The actual journey of the two probes began on 1977, when with two separate launches, the spacecrafts were sent to the outer space following a trajectory known as “The Grand Tour”. Several years before, the astronomer Gary Flandro (JPL) figured out that in the late 1970’s a rare alignment, which occurs every 175 years, would have made possible an exploration of the outer Solar System. Since then, details of the “gas giants” were known mostly from ground-based observations and from the brief encounters (“fly-by’s”) of the Pioneer spacecrafts. In fact, until the late 1980’s nobody knew how Uranus and Neptune looked like at all.

Actual trajectories of Voyager1 and Voyager2 spacecraft.
Sending a probe, however small, directly to any planet beyond Jupiter is technically very difficult and expensive, to the point that, as we’re about to see, is not even worth trying. In fact, a special maneuver called gravity assist can be exploited to increase significantly the speed of a spacecraft without any need of rocket boosters. The trick is based on the fact that the encounter between a planet and a probe can be seen as an inelastic collision between the two bodies. In practice, the probe bounces upon the planet’s gravitational field and is deflected. In the process, it acquires speed (in principle, a similar maneuver can lead to capture or even deceleration) to the expense of the planet thanks to Newton’s third law of motion (“action and reaction”). However, since the mass of the planet is usually enormously larger than that of the probe, the planet is practically unaffected, while the spacecraft increases its speed to continue its journey. The difficulty, as you can imagine, is to carefully find the correct parameters so that the fly-by happens at the right time and at the right place. That’s why we do not send robots to the outer planets every year: only in particular circumstances, the right trajectory can be determined. The relatively brief period of time available to start the mission is called the launch window.

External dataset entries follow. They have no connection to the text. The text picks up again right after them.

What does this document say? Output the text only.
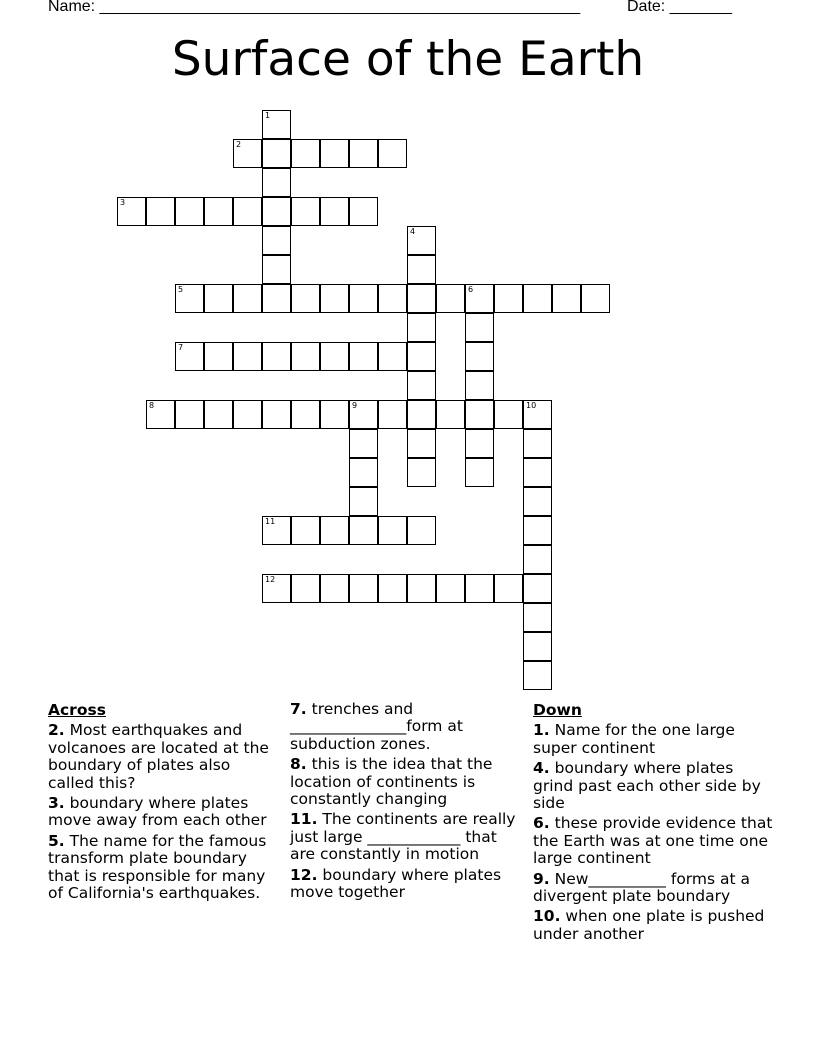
Name: ______________________________________________________	Date: _______
Surface of the Earth
1
2
3
4
5	6
7
8	9	10
11
12
Across
2. Most earthquakes and volcanoes are located at the boundary of plates also called this?
3. boundary where plates move away from each other
5. The name for the famous transform plate boundary that is responsible for many of California's earthquakes.
7. trenches and _______________form at subduction zones.
8. this is the idea that the location of continents is constantly changing
11. The continents are really just large ____________ that are constantly in motion
12. boundary where plates move together
Down
1. Name for the one large super continent
4. boundary where plates grind past each other side by side
6. these provide evidence that the Earth was at one time one large continent
9. New__________ forms at a divergent plate boundary
10. when one plate is pushed under another
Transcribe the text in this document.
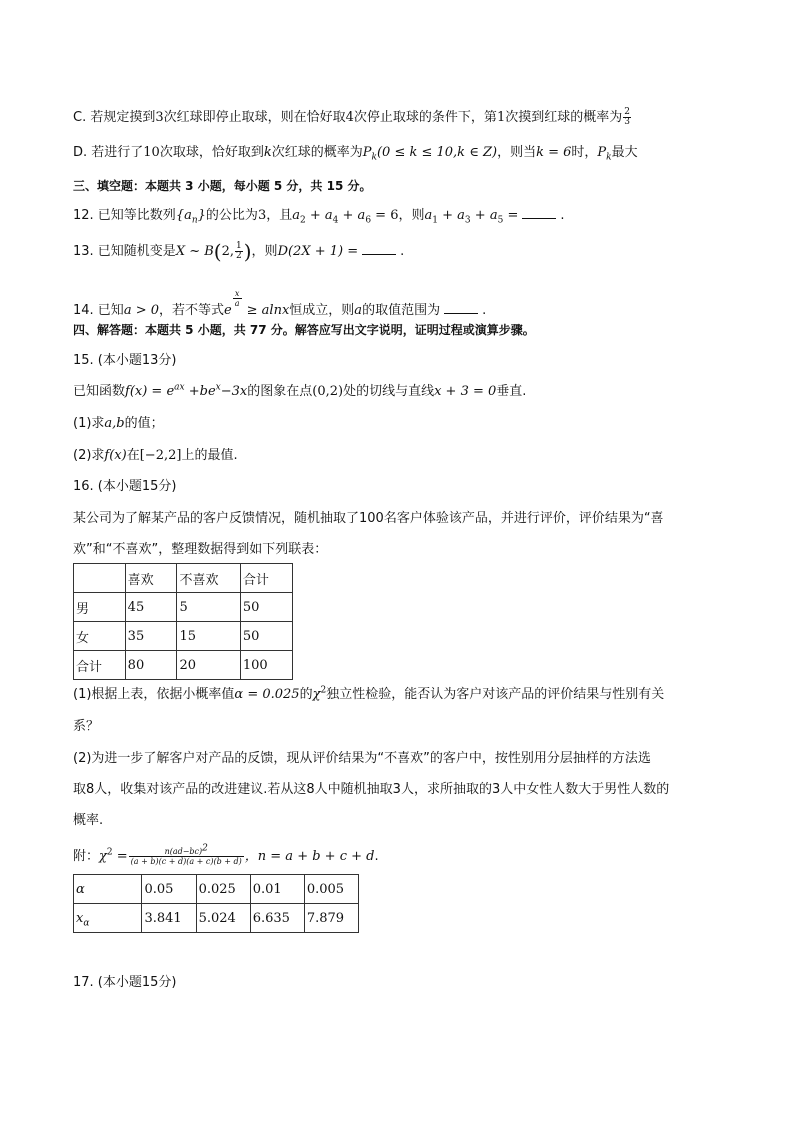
C. 若规定摸到3次红球即停止取球，则在恰好取4次停止取球的条件下，第1次摸到红球的概率为 $\frac{2}{3}$
D. 若进行了10次取球，恰好取到k次红球的概率为$P_k(0 \le k \le 10,k$ ∈ Z)，则当k = 6时，$P_k$最大
三、填空题：本题共 3 小题，每小题 5 分，共 15 分。
12. 已知等比数列$\{a_n\}$的公比为3，且$a_2 + a_4 + a_6 = 6$，则$a_1 + a_3 + a_5$ =	.
13. 已知随机变是X ~ B(2, $\frac{1}{2}$ )，则D(2X + 1) =	.
14. 已知a > 0，若不等式e
$\frac{x}{a}$
≥ alnx恒成立，则a的取值范围为	.
四、解答题：本题共 5 小题，共 77 分。解答应写出文字说明，证明过程或演算步骤。
15. (本小题13分)
已知函数$f(x) = e^{ax} +be^x-3x$的图象在点(0,2)处的切线与直线x + 3 = 0垂直.
(1)求a,b的值；
(2)求f(x)在[−2,2]上的最值.
16. (本小题15分)
某公司为了解某产品的客户反馈情况，随机抽取了100名客户体验该产品，并进行评价，评价结果为“喜
欢”和“不喜欢”，整理数据得到如下列联表：
	喜欢	不喜欢	合计
男	45	5	50
女	35	15	50
合计	80	20	100
(1)根据上表，依据小概率值α = 0.025的$\chi^2$独立性检验，能否认为客户对该产品的评价结果与性别有关
系？
(2)为进一步了解客户对产品的反馈，现从评价结果为“不喜欢”的客户中，按性别用分层抽样的方法选
取8人，收集对该产品的改进建议.若从这8人中随机抽取3人，求所抽取的3人中女性人数大于男性人数的
概率.
附：$\chi^2 = \frac{n(ad-bc)^2}{(a + b)(c + d)(a + c)(b + d)}$ ，n = a + b + c + d.
α	0.05	0.025	0.01	0.005
$x_\alpha$	3.841	5.024	6.635	7.879
17. (本小题15分)
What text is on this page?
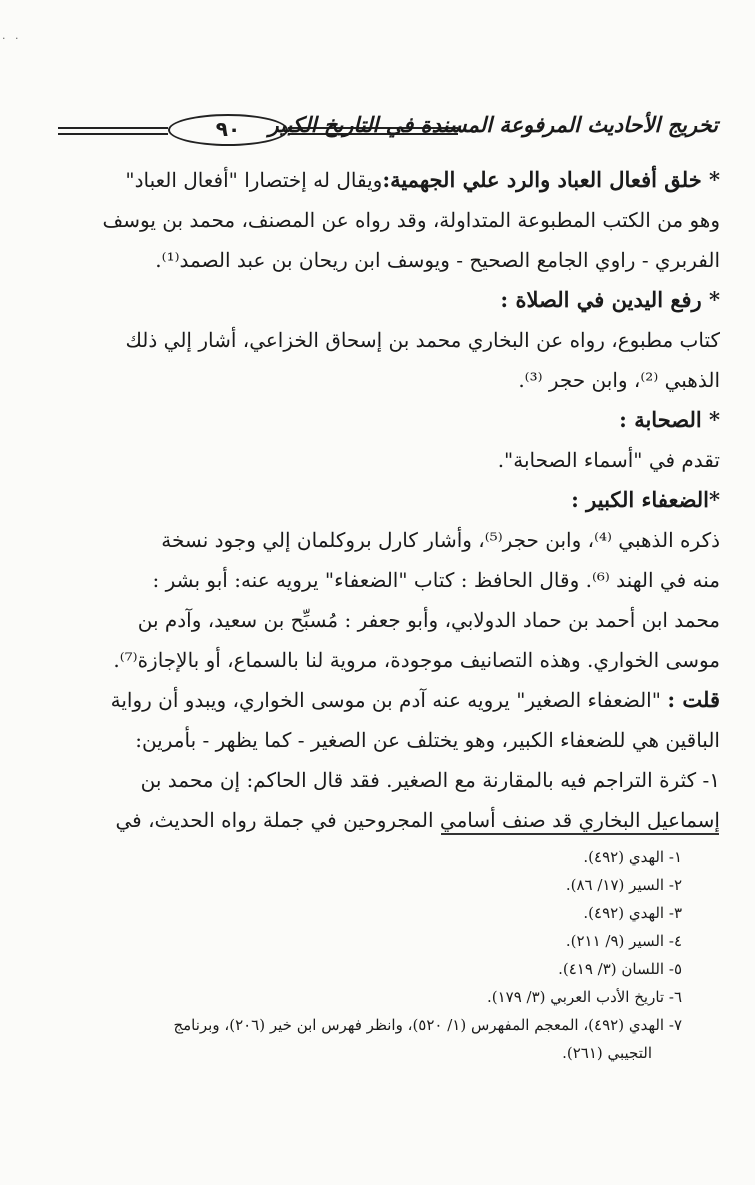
· ·
٩٠	تخريج الأحاديث المرفوعة المسندة في التاريخ الكبير
* خلق أفعال العباد والرد علي الجهمية:ويقال له إختصارا "أفعال العباد"
وهو من الكتب المطبوعة المتداولة، وقد رواه عن المصنف، محمد بن يوسف
الفربري - راوي الجامع الصحيح - ويوسف ابن ريحان بن عبد الصمد⁽¹⁾.
* رفع اليدين في الصلاة :
كتاب مطبوع، رواه عن البخاري محمد بن إسحاق الخزاعي، أشار إلي ذلك
الذهبي ⁽²⁾، وابن حجر ⁽³⁾.
* الصحابة :
تقدم في "أسماء الصحابة".
*الضعفاء الكبير :
ذكره الذهبي ⁽⁴⁾، وابن حجر⁽⁵⁾، وأشار كارل بروكلمان إلي وجود نسخة
منه في الهند ⁽⁶⁾. وقال الحافظ : كتاب "الضعفاء" يرويه عنه: أبو بشر :
محمد ابن أحمد بن حماد الدولابي، وأبو جعفر : مُسبِّح بن سعيد، وآدم بن
موسى الخواري. وهذه التصانيف موجودة، مروية لنا بالسماع، أو بالإجازة⁽⁷⁾.
قلت : "الضعفاء الصغير" يرويه عنه آدم بن موسى الخواري، ويبدو أن رواية
الباقين هي للضعفاء الكبير، وهو يختلف عن الصغير - كما يظهر - بأمرين:
١- كثرة التراجم فيه بالمقارنة مع الصغير. فقد قال الحاكم: إن محمد بن
إسماعيل البخاري قد صنف أسامي المجروحين في جملة رواه الحديث، في
١- الهدي (٤٩٢).
٢- السير (١٧/ ٨٦).
٣- الهدي (٤٩٢).
٤- السير (٩/ ٢١١).
٥- اللسان (٣/ ٤١٩).
٦- تاريخ الأدب العربي (٣/ ١٧٩).
٧- الهدي (٤٩٢)، المعجم المفهرس (١/ ٥٢٠)، وانظر فهرس ابن خير (٢٠٦)، وبرنامج
التجيبي (٢٦١).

To give an example of the complexity, but also of the beauty of this procedure, I set up a Processing program (based on my previous simulation of the Solar System) that you can modify to play around with the gravity assist. You can download the code from my GitHub repository. To make the effect more dramatic I increased the mass of the planets by a large factor: in real life, the trajectories have to be defined very precisely in order to get “spot on” on the target planet. It’s rocket science, baby!
After many trials, I managed to “launch” my probe into a trajectory that gives you an idea of how the Grand Tour looked like. For people who (like me) are following enthusiastically the New Horizon mission, I also included Pluto in the simulation. Similarly to Voyager1 and Voyager2, its path passed by Jupiter in order to get the right kick to proceed towards the outer reaches of the Solar System.